The American Kafir

2010/07/15

About those decapitations in the Arizona desert

Note what it states about Dana Milbank and the Washington Post, they ridicule  because they do not investigate the story, they sit on their fat asses and make up stories to be posted for all good mindless liberals to read and believe.

I have to ask, what religion requires the hacking off of someone’s head if the individual refuses to accept their religion? Guess who else is crossing the borders besides the Mexican Drug Cartel and illegal Mexican’s?? Need I say more??

Walt

Source: Washington Examiner

By: Joan Neuhas Schaan

OpEd Contributor

With some concern and disbelief, I have been astounded at the lack of understanding of the severity of the situation in Mexico and the possibility that it has crossed the border.

Last week, Dana Milbank of The Washington Post severely ridiculed reports from Arizona of decapitated heads found in the desert. This comment was made within a day or two of the discovery of two decapitated bodies in Chihuahua, Chihuahua, just south of El Paso, Texas.

While I cannot comment on the veracity of specific reports of headless bodies in the Arizona desert, the occurrence of headless bodies in Mexico has been epidemic.  It is only a matter of time until the phenomenon is regularly encountered in the U.S.

Let me suggest the general public familiarize themselves with press reports since the first of this year.  This is by no means an exhaustive list of the decapitation incidents, as many, if not most, incidents do not go reported.

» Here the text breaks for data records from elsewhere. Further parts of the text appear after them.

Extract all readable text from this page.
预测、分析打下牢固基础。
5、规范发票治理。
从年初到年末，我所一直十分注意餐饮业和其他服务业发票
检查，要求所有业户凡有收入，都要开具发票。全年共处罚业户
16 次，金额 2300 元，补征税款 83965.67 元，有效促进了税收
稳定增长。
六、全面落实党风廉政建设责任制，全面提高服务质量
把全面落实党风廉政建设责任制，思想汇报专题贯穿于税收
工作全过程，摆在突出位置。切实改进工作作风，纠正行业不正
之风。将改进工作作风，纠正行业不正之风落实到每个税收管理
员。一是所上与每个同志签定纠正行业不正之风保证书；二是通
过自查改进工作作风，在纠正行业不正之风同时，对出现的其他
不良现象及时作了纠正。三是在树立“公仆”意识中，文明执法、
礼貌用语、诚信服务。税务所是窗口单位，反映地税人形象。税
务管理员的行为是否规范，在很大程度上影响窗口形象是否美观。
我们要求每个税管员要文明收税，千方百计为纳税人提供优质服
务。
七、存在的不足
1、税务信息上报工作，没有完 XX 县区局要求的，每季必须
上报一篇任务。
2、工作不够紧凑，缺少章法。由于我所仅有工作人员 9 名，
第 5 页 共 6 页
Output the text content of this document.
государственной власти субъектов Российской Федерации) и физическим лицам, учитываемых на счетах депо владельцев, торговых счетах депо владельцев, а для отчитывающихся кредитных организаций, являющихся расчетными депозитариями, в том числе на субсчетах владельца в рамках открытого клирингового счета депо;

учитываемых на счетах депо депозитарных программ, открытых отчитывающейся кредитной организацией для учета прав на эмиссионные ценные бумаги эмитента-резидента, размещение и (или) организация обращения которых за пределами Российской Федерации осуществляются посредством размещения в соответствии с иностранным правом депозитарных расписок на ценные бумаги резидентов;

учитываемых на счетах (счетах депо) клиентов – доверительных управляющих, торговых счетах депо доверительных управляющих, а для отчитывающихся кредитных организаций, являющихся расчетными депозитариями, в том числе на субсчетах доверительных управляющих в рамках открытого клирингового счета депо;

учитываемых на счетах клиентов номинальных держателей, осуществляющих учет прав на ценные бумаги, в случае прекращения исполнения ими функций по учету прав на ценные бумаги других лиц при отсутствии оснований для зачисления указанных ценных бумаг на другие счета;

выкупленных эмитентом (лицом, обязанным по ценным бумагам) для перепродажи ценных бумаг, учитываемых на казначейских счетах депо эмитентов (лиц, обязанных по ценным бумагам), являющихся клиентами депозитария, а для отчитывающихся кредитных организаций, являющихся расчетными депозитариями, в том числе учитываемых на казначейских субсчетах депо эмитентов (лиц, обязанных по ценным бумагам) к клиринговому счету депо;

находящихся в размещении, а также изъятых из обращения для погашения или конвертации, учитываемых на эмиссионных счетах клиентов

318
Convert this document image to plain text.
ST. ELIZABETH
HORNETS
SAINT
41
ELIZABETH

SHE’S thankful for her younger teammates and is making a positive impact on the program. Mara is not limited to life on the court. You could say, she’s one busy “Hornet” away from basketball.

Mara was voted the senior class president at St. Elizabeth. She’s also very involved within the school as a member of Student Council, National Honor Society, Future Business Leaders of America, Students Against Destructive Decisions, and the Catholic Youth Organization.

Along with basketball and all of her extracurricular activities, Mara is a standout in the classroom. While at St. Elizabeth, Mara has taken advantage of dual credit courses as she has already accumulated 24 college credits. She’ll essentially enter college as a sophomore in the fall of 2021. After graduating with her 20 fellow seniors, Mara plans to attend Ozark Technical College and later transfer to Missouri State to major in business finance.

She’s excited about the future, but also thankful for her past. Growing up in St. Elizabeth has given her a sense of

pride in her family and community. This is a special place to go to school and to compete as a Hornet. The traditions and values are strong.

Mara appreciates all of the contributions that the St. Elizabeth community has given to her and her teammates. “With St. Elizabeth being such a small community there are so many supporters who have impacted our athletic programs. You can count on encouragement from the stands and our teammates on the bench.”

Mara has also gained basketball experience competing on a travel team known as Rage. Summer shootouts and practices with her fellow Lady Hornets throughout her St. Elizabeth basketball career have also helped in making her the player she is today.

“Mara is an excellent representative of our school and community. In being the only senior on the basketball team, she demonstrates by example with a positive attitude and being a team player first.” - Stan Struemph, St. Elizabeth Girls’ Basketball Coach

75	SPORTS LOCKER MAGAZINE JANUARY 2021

  • July 6, 2010: Two decapitate bodies found in Chihuahua, Chihuahua.
  • Junue 30, 2010:  A severed head was found on the doorstep of Ciudad Juarez mayoral candidate Hector Murguia.  (Wall Street Journal)
  • June 16, 2010:  A police officer is found decapitated in Apodaca, Nuevo Leon.  (Expresion Libre)
  • June 2, 2010:  Six human heads found in two Durango cities, Lerdo and Gomez Palacio.  (EFE)
  • May 10, 2010:  Two decapitated bodies found in Cancun.  (El Universal)
  • May 4, 2010:  Three decapitated bodies found in Costa Chica region, Guerrero.  (Proceso.)
  • April 12, 2010:  Dismembered body found in Cuernavaca. (El Universal)
  • April 11, 2010:  Decapitated body found on Morelos highway between Cuernavaca and Acapulco.  (El Universal)
  • April 3, 2010:  Decapitated body of a female found in Chihuahua, Chihuahua.  (El Diario Chihuahua.) Spring 2010:  Police Chief of Aguascalientes, Nuevo Leon found decapitated.
  • March 25, 2010:  Decapitation victim found at shopping center in Ciudad Juarez, Chihuahua.  (El Agora de Chihuahua)
  • March 22, 2010:  Two dismembered bodies found in Acapulco.  (Reforma)
  • March 10, 2010:  Police find five heads in ice coolers in Guadalajara, Jalisco.  (BBC News)
  • January 25, 2010:  Decapitated head found on grave in Altamira, Tamaulipas.  (El Universal)

As an example of those incidents that go unreported, in 2009 an acquaintance shared a story from Juarez.  While transiting a major road or highway out of town, there were more than two dozen decapitated heads atop a series of fence posts along the road.  Certain such an event would make the news, press reporting was scoured for days.  The incident was never reported.

Does this mean the event never occurred?  Clearly that is a possibility, though I consider my acquaintance reliable and credible.  The Mexican press is under severe pressure to self-censor reporting of violence and drug cartels or suffer the consequences.

On July 6, 2010 the body of Mexican journalist Hugo Alfredo Oliveras Cartas of the “La Voz de Michoacan” was found.  He had been reported as missing the day before and is the fourth journalist to be killed this year in Mexico.  Since 2000, 61 journalists have been killed in Mexico.  Twelve were killed in 2009.

To suggest that those on the front lines who are most aware of the rampant phenomenon of decapitations are delirious or untruthful would indicate the author does not have an understanding of the truth on the ground.

Joan Neuhaus Schaan is a fellow in homeland security at the James A. Baker III Institute on Public Policy at Rice University in Houson, Texas.